[CONTROLLER-1927] Transaction can become stuck in COMMIT_PENDING when a node flaps leader -> follower -> leader Created: 17/Jan/20  Updated: 27/Apr/20  Resolved: 23/Mar/20

Status: Resolved
Project: controller
Component/s: None
Affects Version/s: Oxygen SR4, Fluorine SR3, Sodium SR1, Neon SR3
Fix Version/s: Sodium SR3, Magnesium SR1, 2.0.0

Type: Bug Priority: High
Reporter: Tomas Cere Assignee: Tomas Cere
Resolution: Done Votes: 0
Labels: None
Remaining Estimate: Not Specified
Time Spent: Not Specified
Original Estimate: Not Specified

Issue Links:
Relates
relates to CONTROLLER-1535 sal-akka-raft: Eliminate ClientReques... In Review
relates to CONTROLLER-1928 Regression detected in CSIT Resolved

 Description   

Normally an entry application is as follows:

  1. leader sends an append entry off to persistence and replicates it to followers
  2. leaders creates its ClientRequestTracker
  3. when the entry is done with persistence and replication leader moves its commit index
  4. part of moving the commit index is sending an ApplyState message which finalizes the entry application in the DataTree
  5. The ApplyState determines if a ClientRequestTracker is present and adds an identifier to the ApplyState message if it is.
    • This determines the way in which the finalize of the entry application happens in the DataTree.
    • If it is present the entry is applied as if it originated on the leader,
    • if it is not present it is applied as if the node is a follower.

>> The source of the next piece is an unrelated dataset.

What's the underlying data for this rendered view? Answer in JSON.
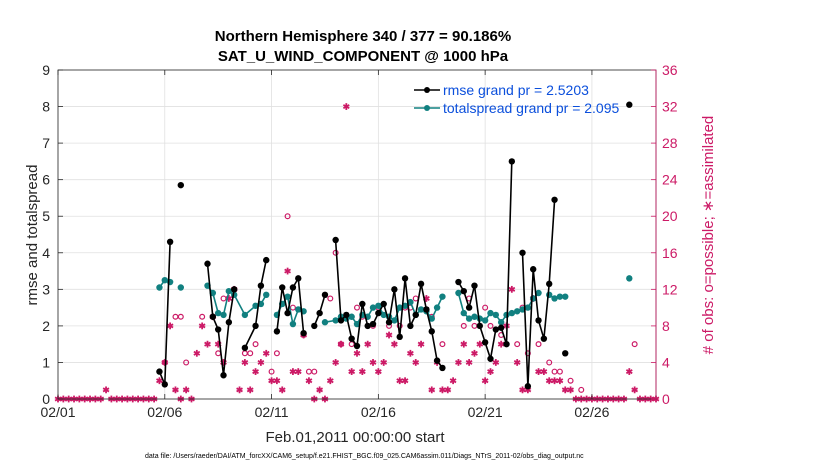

The problem is when the leader flaps in a leader -> follower -> leader transition after 2. and before 4.. This would mean that the new leader no longer has the ClientRequestTracker which was created in the previous leader state, which means
that when it starts with 5. It will create the ApplyState without an identifier and the entry finishes up the application as if the node is a follower.

This means that it will be applied without finishCommit which means that the transaction will be forever stuck in COMMIT_PENDING state until the node would be restarted.


Generated at Wed Feb 07 19:56:47 UTC 2024 using Jira 8.20.10#820010-sha1:ace47f9899e9ee25d7157d59aa17ab06aee30d3d.